Why  9/11 was not a ‘big surprise’

Why 9/11 was not a ‘big surprise’

ISLAMABAD: While Al-Qaeda’s terror attacks on the US came as a shock to the world, its leader made the threat almost three months before, in an interview with Baker Atyani, our South Asia bureau chief

It was around 7 a.m. in Islamabad, on September 12, 2001, when I received a phone call from a familiar voice: The man wanted me to deliver a message.

I immediately realized that the caller was Al-Qaeda’s messenger.

I picked him up from one of the busiest local markets in Islamabad. His message was: There is a comment by “Sheikh Abu Abdullah,” another name for bin Laden, for the media if I wished to carry it.

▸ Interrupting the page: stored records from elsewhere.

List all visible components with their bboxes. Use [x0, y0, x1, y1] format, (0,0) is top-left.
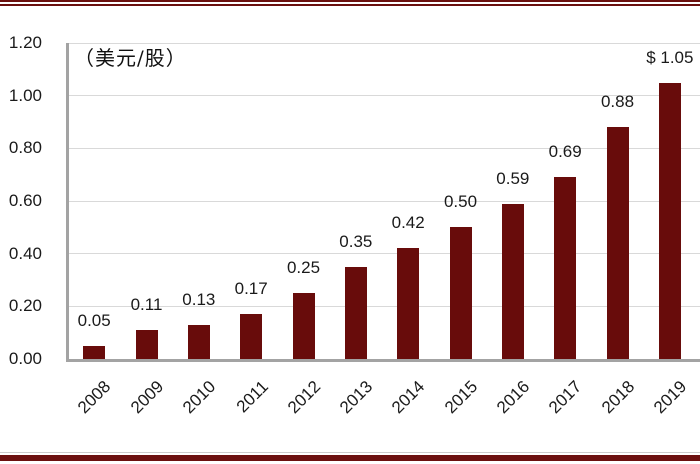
- x-tick-label-2012: 2012: [283, 377, 324, 418]
- gridline: [68, 253, 700, 255]
- bar-2019: [658, 82, 681, 359]
- y-tick-label: 1.00: [8, 85, 42, 105]
- value-label-2010: 0.13: [182, 289, 216, 309]
- bar-2013: [344, 266, 367, 359]
- x-tick-label-2018: 2018: [597, 377, 638, 418]
- value-label-2012: 0.25: [286, 258, 321, 278]
- bar-2010: [187, 324, 210, 359]
- y-tick-label: 0.00: [8, 349, 42, 368]
- top-border-line-upper: [0, 0, 700, 2]
- top-border-line-lower: [0, 4, 700, 6]
- y-tick-label: 1.20: [8, 33, 42, 52]
- gridline: [68, 305, 700, 307]
- value-label-2013: 0.35: [339, 231, 373, 251]
- bar-2008: [83, 345, 106, 359]
- bottom-border-shadow-line: [0, 452, 700, 453]
- x-tick-label-2017: 2017: [545, 377, 586, 418]
- y-axis-unit-label: （美元/股）: [74, 46, 187, 70]
- bar-2018: [606, 127, 629, 359]
- x-tick-label-2008: 2008: [74, 377, 115, 418]
- value-label-2009: 0.11: [130, 295, 163, 315]
- gridline: [68, 95, 700, 97]
- value-label-2016: 0.59: [496, 168, 530, 188]
- y-tick-label: 0.20: [8, 296, 42, 316]
- bar-2015: [449, 227, 472, 359]
- x-tick-label-2010: 2010: [179, 377, 220, 418]
- y-tick-label: 0.40: [8, 243, 42, 263]
- bar-2011: [240, 314, 263, 359]
- x-tick-label-2019: 2019: [650, 377, 691, 418]
- bar-2009: [135, 330, 158, 359]
- bottom-border-line: [0, 455, 700, 461]
- gridline: [68, 147, 700, 149]
- y-axis-line: [66, 43, 69, 362]
- value-label-2018: 0.88: [600, 92, 635, 112]
- x-axis-line: [66, 359, 700, 362]
- x-tick-label-2015: 2015: [440, 377, 481, 418]
- bar-2017: [554, 177, 577, 359]
- gridline: [68, 42, 700, 44]
- x-tick-label-2016: 2016: [493, 377, 534, 418]
- value-label-2017: 0.69: [548, 142, 582, 162]
- bar-2012: [292, 293, 315, 359]
- x-tick-label-2014: 2014: [388, 377, 429, 418]
- x-tick-label-2013: 2013: [336, 377, 377, 418]
- y-tick-label: 0.60: [8, 191, 42, 210]
- y-tick-label: 0.80: [8, 138, 42, 158]
- value-label-2015: 0.50: [443, 192, 478, 212]
- x-tick-label-2011: 2011: [232, 377, 272, 417]
- value-label-2014: 0.42: [391, 213, 425, 233]
- value-label-2019: $ 1.05: [646, 47, 694, 67]
- value-label-2008: 0.05: [77, 310, 111, 330]
- value-label-2011: 0.17: [234, 279, 268, 299]
- x-tick-label-2009: 2009: [126, 377, 167, 418]
- gridline: [68, 200, 700, 202]
- bar-2016: [501, 203, 524, 359]
- bar-2014: [397, 248, 420, 359]
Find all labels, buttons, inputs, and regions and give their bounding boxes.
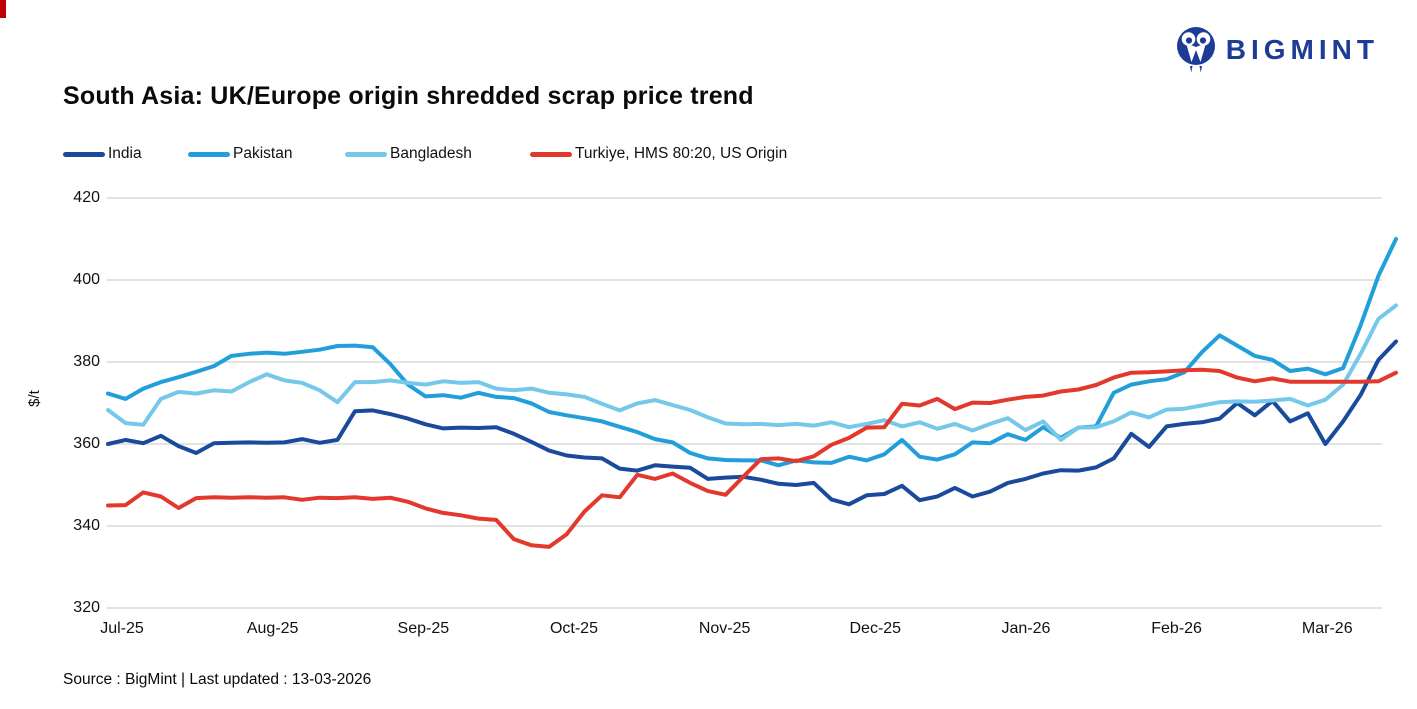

“Osama bin Laden is thankful to Allah for what happened yesterday. Al-Qaeda wants the world to know that they are ready for any type of war and have nuclear capability.”

Interestingly, the messenger was sent a few days before the attacks, waiting for it to happen, so he could deliver bin Laden’s comments on them firsthand.

That was not the “news” I was looking for, especially after the tragic attacks in the United States. It was propaganda by Al-Qaeda, and I decided not to use it.

I had an interview with bin Laden almost three months before the attacks took place, which was broadcast on MBC on June 23, 2001. The threat was: “In the coming weeks, there will be a big surprise; we are going to hit American and Israeli interests.” Chillingly, he added: “The coffin business will increase in the United States.”

The Taliban kept insisting that no attack on US installations would be made by Al-Qaeda, while the US kept its forces in the Middle East on a heightened state of alert.  

Mustafa Hamid, a well-known historian on Arab Afghans, wrote in his book “A Crusade in the Sky of Kandahar” that it was no secret Al-Qaeda was up to something soon. “Days before 9/11, if you spoke to a shopkeeper or stopped a man (in Kandahar) on the street, he would tell you there are rumors of a big attack that Al-Qaeda plans to launch soon,” Hamid said.

The news of the 9/11 attacks did not come as a surprise to those who were following the news from Afghanistan. Some Arab, British and US intelligence agencies were receiving reports of a potential attack to hit soon. They all failed to stop it. While they were in the process of identifying the type and nature of the threat, the attacks happened.

The surprise was the nature of the attacks, and that they happened on US soil.

Although Israel had also been threatened, it was only the US that was targeted. Israel was perhaps thrown into the mix by bin Laden to exhibit his loyalty to the supreme leader of the Taliban, Mullah Mohammad Omar, who had asked him not to plan strikes against any country other than Israel while bin Laden was in Afghanistan.

According to Hamid’s book, “Mullah Omar told bin Laden not to use the Afghan territory to plan or launch any attacks against any country other than Israel.” This permission was given to bin Laden in 2000 during what is known as the Al-Aqsa Uprising in Jerusalem, according to Hamid.

This had sparked a debate, and bin Laden was blamed by some of his close aides for working against the loyalty pledge that he gave to Mullah Omar. Even his exclusive interview with me was against the arrangement with the Taliban.

Bin Laden was asked clearly not to meet the media, according to Hamid’s book. Recalling his last meeting with bin Laden in Kandahar in August 2001, Hamid said Bin Laden asked him: “Have you heard about the latest statements on MBC?” 

Hamid replied: “It’s not statements; it’s a declaration of war ... you have breached the loyalty pledge you gave to Mullah Omar by speaking to MBC. Mullah Omar gave you permission to only attack Israel from Afghanistan and not any other country.” 

Bin Laden replied: “But I didn’t speak directly. It was indirect, and it was the journalist’s words. It was just a threat, not a declaration of war.” 

Hamid replied: “Are you fooling us? The journalist reported accurately what he had heard from you, and I know from the people who were present in the interview that the reporter didn’t misquote what he heard and saw. You also provided him with the footage from the media section. It is then a proper media engagement, even if you didn’t speak directly to the camera. Mullah Omar isn’t that naive and simple a person to this extent, (to believe) that you say you didn’t meet the media.”

In that interview, back in June 2001, bin Laden told me that he would provide me with footage that would help my story. It was from a film produced by Al-Qaeda, titled “The Destruction of the Destroyer,” referring to the USS Cole, which was attacked on the coast of Yemen on October 12, 2000. Al-Qaeda claimed credit for the attack, now considered a precursor to 9/11.